REPUBLIKA.CO.ID, JAKARTA -- Perusahaan penyedia platform jasa pesan taksi dan limosin secara online, Uber mengatakan masih melakukan komunikasi secara intensif mengenai regulasi terkait bisnis mereka di Jakarta.
"Kita mencoba mendekati semua negara yang kita kunjungi, termasuk melakukan komunikasi ke pemerintah," ujar General Manager Uber Jakarta Alan Jiang, dalam jumpa pers di Jakarta, Selasa (7/7).
Terkait hal tersebut, sebelumnya Gubernur DKI Jakarta Basuki Tjahja Purnama mempertanyakan perizinan layanan Uber sebagai salah satu layanan transportasi Ibu kota.

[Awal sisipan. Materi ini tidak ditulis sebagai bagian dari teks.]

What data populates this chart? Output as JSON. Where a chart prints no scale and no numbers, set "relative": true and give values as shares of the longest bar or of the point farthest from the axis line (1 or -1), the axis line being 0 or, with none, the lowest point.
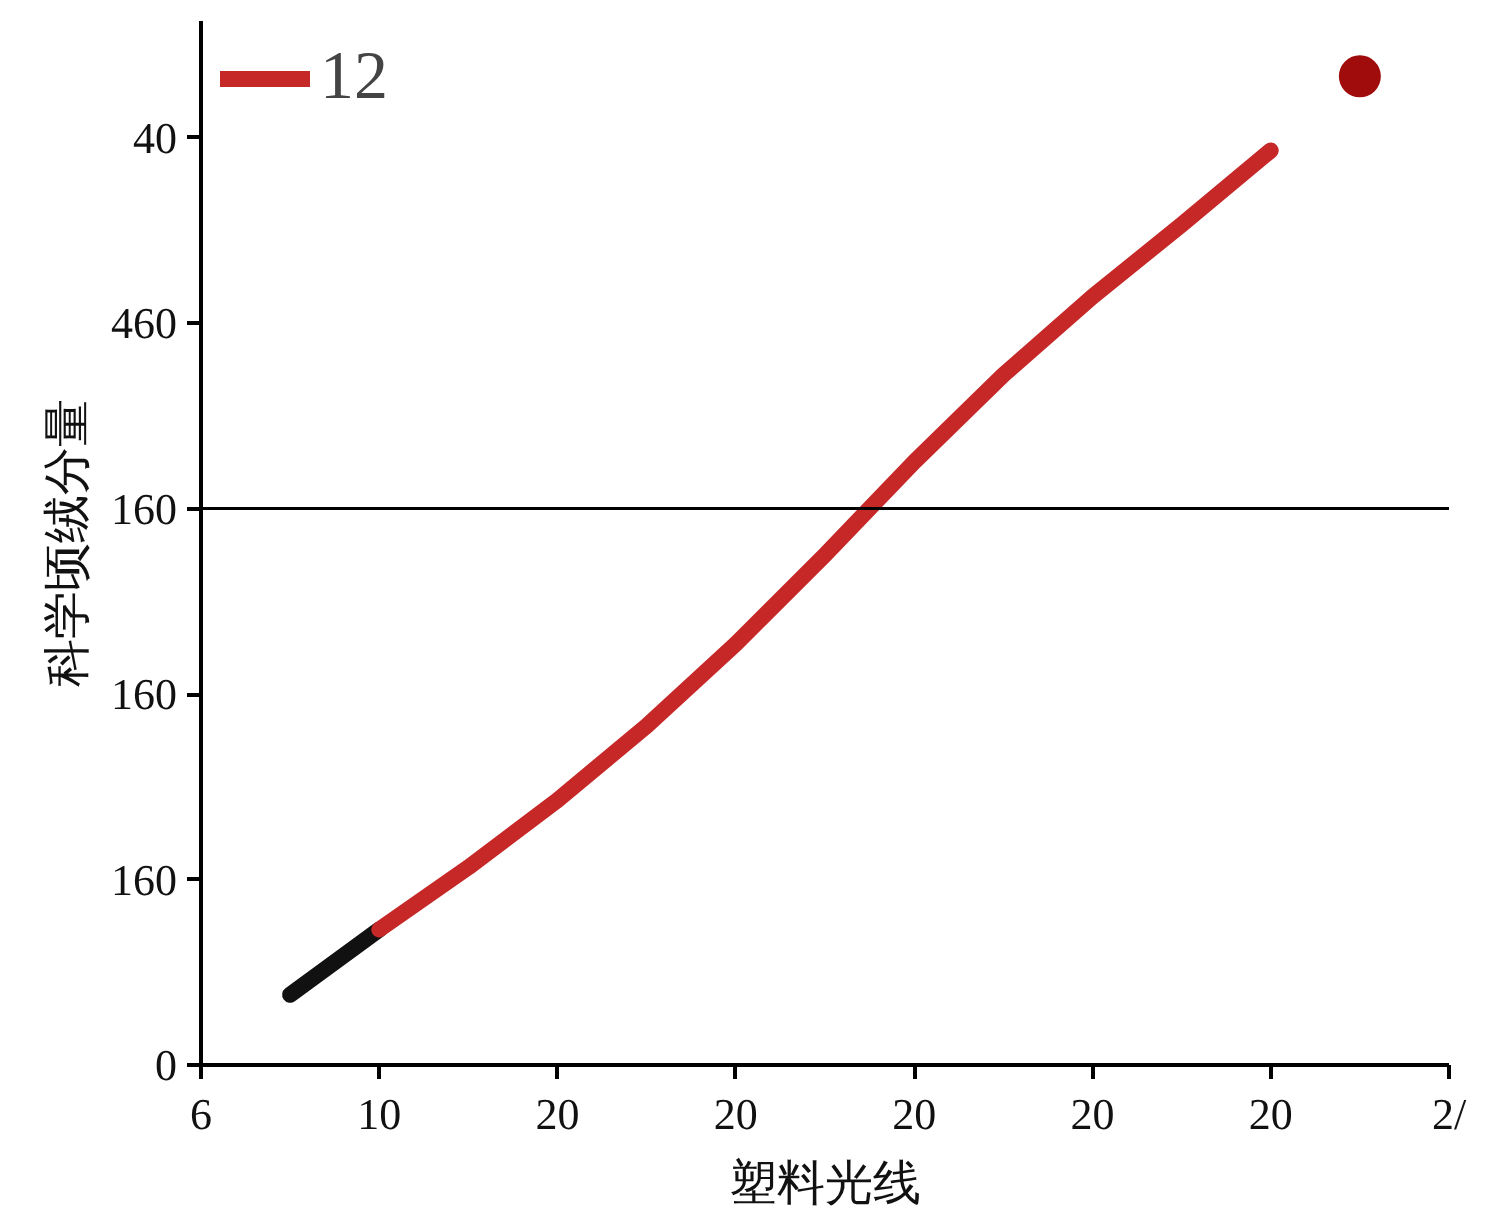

Pasalnya, banyak yang mengklaim bahwa bentuk usaha layanan tersebut masih illegal.
Dikatakan ilegal karena perusahaan Uber belum memiliki surat izin dan standar yang jelas layaknya perusahaan taksi lainnya. Cara pemesanannya pun hanya melalui jaringan internet dan pembayarannya bukanlah melalui uang tunai secara langsung, melainkan dengan kartu kredit.
Dengan pembayaran seperti itu, penghasilan yang diperoleh pun tidak masuk dalam perhitungan pajak daerah layaknya badan usaha resmi. Mobil-mobil yang digunakan pun merupakan mobil pribadi sebanyak 30 persen, kebanyakan merupakan mobil rental yakni sebanyak 70 persen.
"Setelah ini, kami akan lebih akfif ke pemerintah dengan harapan PMA berjalan sesuai aturan," tambah Haryanto, Ketua Umum Kooperasi yang bekerja sama dengan perusahaan Uber.
Uber merupakan layanan yang berbasis di San Fransisco, Amerika Serikat dan kini telah beroperasi di 138 kota di 37 negara termasuk Indonesia. Alan menuturkan, meski tidak dapat memperkirakan jumlah spesifik mengenai total pengemudi taksi Uber di Jakarta, namun dirinya mengklaim jumlahnya mencapai ribuan.
Untuk dapat menggunakan layanan ini, pengguna hanya perlu mengunduh aplikasi Uber pada platform Android Google Play dan Apple App Store terlebih dahulu. Setelah itu, pengguna bisa memesan mobil dan membayar tarifnya melalui kartu kredit.